In the early 1930s, 50% of the 5,000 Berlin lawyers were Jewish. During October 2006, an exhibition entitled “Lawyers without Rights” will be on display in Montreal at the Université de Québec.  The exhibition is centered on the glorious phase of Jewish jurists in Germany and documents their collapse and extermination in the Holocaust.  Many perished but some escaped, including some who immigrated to Canada.  Dr. Norbert Westenberger, vice president of the German Bar Association is hosting the opening of the exhibit in Montreal. The Society is pleased to welcome Dr. Westerberger in conjunction with this event.

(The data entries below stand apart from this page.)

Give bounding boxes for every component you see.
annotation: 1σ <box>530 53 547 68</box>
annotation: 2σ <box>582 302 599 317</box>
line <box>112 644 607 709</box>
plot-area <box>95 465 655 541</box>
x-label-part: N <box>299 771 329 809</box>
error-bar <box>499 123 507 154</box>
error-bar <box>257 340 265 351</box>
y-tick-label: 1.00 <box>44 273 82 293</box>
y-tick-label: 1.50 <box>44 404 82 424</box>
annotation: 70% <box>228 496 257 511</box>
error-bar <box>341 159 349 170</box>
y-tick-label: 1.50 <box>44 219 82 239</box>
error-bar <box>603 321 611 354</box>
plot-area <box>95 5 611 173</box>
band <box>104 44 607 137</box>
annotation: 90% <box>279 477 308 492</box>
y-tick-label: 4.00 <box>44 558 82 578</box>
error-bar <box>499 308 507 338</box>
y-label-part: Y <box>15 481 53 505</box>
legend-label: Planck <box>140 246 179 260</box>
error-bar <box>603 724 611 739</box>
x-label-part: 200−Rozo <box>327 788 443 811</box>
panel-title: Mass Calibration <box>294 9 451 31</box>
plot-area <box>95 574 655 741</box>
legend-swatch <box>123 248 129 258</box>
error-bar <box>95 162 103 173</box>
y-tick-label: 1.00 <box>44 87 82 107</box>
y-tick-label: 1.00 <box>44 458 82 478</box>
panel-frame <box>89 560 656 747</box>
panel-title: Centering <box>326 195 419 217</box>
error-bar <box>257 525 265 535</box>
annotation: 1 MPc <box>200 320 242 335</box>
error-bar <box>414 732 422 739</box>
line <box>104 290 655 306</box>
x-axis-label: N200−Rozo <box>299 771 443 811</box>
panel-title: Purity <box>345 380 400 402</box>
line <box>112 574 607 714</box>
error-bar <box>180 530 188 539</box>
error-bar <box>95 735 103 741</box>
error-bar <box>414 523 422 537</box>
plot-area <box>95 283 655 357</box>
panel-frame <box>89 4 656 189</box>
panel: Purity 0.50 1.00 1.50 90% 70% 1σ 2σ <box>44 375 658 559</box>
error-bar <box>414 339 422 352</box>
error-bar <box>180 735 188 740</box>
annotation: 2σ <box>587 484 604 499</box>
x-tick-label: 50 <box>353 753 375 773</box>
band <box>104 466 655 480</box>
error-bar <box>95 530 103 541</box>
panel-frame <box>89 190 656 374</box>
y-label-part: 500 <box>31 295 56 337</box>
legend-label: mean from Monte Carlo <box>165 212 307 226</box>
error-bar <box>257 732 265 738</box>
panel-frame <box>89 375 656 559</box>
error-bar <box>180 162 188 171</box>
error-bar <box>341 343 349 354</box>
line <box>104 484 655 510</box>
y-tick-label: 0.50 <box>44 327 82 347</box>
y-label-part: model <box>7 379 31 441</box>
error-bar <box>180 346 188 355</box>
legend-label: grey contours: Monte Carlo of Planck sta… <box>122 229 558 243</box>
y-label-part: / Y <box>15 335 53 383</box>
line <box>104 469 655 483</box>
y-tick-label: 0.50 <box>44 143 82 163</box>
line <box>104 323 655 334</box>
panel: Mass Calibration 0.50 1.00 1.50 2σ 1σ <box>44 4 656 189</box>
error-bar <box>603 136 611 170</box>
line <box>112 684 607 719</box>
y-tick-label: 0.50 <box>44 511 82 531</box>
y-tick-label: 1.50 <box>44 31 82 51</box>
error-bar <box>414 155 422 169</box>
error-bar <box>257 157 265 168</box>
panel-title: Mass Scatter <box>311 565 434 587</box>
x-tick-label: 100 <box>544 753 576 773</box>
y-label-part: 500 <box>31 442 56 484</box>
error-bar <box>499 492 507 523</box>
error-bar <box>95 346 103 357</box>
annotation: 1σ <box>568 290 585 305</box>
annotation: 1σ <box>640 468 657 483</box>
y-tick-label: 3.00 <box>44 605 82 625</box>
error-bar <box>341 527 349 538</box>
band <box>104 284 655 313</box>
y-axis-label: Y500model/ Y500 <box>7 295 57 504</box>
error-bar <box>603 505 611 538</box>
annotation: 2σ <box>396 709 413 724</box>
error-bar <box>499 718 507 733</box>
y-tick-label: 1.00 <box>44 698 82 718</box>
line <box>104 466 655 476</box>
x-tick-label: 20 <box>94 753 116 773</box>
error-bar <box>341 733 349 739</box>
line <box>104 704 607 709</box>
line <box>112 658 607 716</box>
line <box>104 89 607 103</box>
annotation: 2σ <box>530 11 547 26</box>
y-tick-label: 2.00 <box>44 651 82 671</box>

December 5, 2006 – Annual Human Rights Lecture
Honouree: Mr. Fo Niemi, co-founder of the Centre for Research-Action on Race Relations (CRARR)

Society Humour

Sex and the Ordinary Prudent Person

Doe v. Moe, a May 2005 Massachusetts appellate case, gives a whole new meaning to the idea of safe sex. A guy sued his long-time girlfriend (ex-girlfriend?) for negligence when an ill-advised change in position during consensual intercourse resulted in him suffering a fractured penis. (You’ll have to go read the opinion to get the details about how the accident occurred.)

In a case of first impression, the court struggled to arrive at an appropriate and workable standard of care to apply to private consensual sexual conduct. The court noted:
There are no comprehensive legal rules to regulate consensual sexual behavior, and there are not commonly accepted customs or values that determine parameters for the intensely private and widely diverse forms of such behavior.

Accordingly, the court concluded that the general negligence standard of reasonable care under the circumstances was inappropriate for consensual sex-physical injury cases. Instead, the court said the plaintiff needed to show conduct rising to the level of “wanton or reckless.” The court opined that while the trial record might support a finding that the defendant’s conduct exposed plaintiff to a risk of harm, it did not support a finding of wanton or reckless conduct.

Doe v. Moe, 827 N.E.2d 240 (Mass. Ct. App. 2005)



Congratulations to Andrew Brighten, recipient of the Lord Reading Law Society Prize for the 2005-2006 academic year at the McGill faculty of law.


Condolences to the Stein family, on the death of Samuel Stein.